For the Science Fellowship on September 23, Holly Stein and Judy Hannah of CSU and University of Oslo, Norway, told us about their use of the elements rhenium and osmium in dating ancient geological formations, and particularly the formations deposited at about the time of the greatest extinction event in the history of the earth, some 252 million years ago. 
One of the isotopes of rhenium (rhenium-187) undergoes spontaneous radioactive decay to an isotope of osmium (osmium-187) with a very long half-life (some 43 billion years).  Very simplistically, if you can measure the ratio of those two isotopes in a rock sample, and you have reason to believe that neither one has been added or removed since formation of that rock, then you can use the half-life to establish the date of formation of that rock.

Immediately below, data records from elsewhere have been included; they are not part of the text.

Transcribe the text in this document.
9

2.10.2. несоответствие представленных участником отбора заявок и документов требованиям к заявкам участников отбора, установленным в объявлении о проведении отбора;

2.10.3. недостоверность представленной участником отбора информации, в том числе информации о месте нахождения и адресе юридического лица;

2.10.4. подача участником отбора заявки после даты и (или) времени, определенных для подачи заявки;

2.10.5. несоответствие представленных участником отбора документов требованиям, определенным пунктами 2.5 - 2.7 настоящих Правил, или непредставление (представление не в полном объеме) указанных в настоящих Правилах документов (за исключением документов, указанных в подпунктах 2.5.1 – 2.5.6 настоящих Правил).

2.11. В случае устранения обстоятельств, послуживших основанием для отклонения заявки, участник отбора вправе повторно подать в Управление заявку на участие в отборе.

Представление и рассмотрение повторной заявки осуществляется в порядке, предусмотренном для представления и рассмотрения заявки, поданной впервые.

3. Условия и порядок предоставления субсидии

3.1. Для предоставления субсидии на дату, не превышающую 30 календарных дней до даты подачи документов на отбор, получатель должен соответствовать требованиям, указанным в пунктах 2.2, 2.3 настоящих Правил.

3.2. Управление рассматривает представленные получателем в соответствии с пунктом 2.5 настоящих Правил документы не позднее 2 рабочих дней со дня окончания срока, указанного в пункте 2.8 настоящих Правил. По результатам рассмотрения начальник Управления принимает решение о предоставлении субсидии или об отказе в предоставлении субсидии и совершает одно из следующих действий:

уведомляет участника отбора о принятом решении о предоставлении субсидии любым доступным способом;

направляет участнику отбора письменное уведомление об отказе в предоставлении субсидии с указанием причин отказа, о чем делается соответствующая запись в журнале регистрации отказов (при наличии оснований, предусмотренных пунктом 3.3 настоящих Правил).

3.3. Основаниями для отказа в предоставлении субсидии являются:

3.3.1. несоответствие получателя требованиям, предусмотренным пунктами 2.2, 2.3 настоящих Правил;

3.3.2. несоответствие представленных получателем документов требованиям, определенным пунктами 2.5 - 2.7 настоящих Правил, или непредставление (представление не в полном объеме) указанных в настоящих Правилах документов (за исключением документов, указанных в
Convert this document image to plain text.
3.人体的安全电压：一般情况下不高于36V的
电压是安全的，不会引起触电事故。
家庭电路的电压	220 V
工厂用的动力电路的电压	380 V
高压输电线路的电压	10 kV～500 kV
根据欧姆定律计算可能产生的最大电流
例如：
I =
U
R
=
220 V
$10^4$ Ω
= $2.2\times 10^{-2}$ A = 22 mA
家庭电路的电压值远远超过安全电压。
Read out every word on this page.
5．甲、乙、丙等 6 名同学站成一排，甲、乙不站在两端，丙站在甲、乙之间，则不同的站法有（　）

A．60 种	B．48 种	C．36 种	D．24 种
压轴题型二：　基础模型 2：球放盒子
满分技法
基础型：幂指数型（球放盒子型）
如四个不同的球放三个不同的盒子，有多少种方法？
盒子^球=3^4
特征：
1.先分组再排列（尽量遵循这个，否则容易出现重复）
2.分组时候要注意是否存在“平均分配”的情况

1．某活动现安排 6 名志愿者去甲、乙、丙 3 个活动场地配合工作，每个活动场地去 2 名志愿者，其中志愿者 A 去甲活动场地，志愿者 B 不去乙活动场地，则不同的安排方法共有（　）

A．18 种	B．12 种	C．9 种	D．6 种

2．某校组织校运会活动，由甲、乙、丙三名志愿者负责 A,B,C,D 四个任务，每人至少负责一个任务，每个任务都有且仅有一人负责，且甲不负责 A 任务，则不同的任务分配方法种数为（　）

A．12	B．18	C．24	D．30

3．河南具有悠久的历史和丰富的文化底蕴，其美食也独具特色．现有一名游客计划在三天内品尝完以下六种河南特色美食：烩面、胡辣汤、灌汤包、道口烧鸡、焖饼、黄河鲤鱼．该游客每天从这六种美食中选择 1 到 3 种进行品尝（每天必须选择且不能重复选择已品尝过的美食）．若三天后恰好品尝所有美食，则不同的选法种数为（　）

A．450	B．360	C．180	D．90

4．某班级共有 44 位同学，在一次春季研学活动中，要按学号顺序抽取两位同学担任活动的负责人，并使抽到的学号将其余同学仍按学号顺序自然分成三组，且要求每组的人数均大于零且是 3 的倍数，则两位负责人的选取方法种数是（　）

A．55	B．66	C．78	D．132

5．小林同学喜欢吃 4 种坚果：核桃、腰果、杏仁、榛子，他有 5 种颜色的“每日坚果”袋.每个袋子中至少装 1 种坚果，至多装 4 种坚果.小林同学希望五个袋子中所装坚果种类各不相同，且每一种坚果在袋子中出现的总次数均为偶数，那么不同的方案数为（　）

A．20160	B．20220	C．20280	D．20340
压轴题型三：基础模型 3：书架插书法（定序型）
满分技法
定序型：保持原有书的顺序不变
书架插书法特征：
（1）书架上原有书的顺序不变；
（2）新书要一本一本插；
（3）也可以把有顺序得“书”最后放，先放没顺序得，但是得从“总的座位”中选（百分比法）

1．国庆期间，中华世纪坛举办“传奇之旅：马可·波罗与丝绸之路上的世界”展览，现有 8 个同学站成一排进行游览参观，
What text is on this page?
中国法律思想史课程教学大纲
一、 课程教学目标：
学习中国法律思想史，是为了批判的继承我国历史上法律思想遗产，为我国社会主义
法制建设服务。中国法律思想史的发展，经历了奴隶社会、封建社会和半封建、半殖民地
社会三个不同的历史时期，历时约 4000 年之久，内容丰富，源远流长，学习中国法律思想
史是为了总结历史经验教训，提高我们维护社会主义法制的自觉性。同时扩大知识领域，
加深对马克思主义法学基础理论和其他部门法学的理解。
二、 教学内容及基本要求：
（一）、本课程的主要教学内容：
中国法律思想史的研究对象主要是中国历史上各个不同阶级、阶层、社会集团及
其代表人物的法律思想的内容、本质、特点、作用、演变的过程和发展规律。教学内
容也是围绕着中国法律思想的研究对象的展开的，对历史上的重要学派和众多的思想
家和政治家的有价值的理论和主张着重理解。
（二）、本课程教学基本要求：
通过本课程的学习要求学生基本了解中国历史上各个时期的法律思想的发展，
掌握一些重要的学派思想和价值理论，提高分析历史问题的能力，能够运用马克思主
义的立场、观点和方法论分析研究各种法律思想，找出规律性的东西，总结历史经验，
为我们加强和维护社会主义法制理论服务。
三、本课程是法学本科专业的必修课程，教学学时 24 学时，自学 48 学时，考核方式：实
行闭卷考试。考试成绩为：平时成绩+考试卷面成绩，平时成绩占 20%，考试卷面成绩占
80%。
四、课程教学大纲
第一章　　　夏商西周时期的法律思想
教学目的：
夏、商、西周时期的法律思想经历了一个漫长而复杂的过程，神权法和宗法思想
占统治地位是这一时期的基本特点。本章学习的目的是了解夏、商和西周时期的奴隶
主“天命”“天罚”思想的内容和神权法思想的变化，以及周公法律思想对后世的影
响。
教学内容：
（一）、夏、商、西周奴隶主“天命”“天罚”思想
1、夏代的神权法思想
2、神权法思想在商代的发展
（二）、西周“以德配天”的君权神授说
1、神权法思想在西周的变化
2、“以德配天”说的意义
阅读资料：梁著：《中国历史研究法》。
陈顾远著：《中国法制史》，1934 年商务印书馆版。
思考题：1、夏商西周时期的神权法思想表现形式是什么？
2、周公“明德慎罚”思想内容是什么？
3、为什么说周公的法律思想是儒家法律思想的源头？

Note that these dates are quite precise by the standards of geological time, but still have an uncertainty of many millions of years. These elements, along with many other metals, tend to get concentrated in organic matter in oil-generating formations so that those formations may be dated – information of significance in the oil and gas industry. 
 
Holly and Judy were involved in a study of a shale that is known to be the source of some of the oil and gas fields to the west of Norway.   This shale is found in outcrops in Greenland and in oil-well samples from the North Atlantic between Greenland and Norway.  This source rock was deposited around the time of the greatest extinction event in the history of the earth, at the end of the Permian Period, some 252 million years ago.  As I interpreted their discussion of their results, they concluded that the extinction event occurred at a place in the sequence of rocks that was somewhat different from earlier interpretations based solely on paleontology and sedimentology.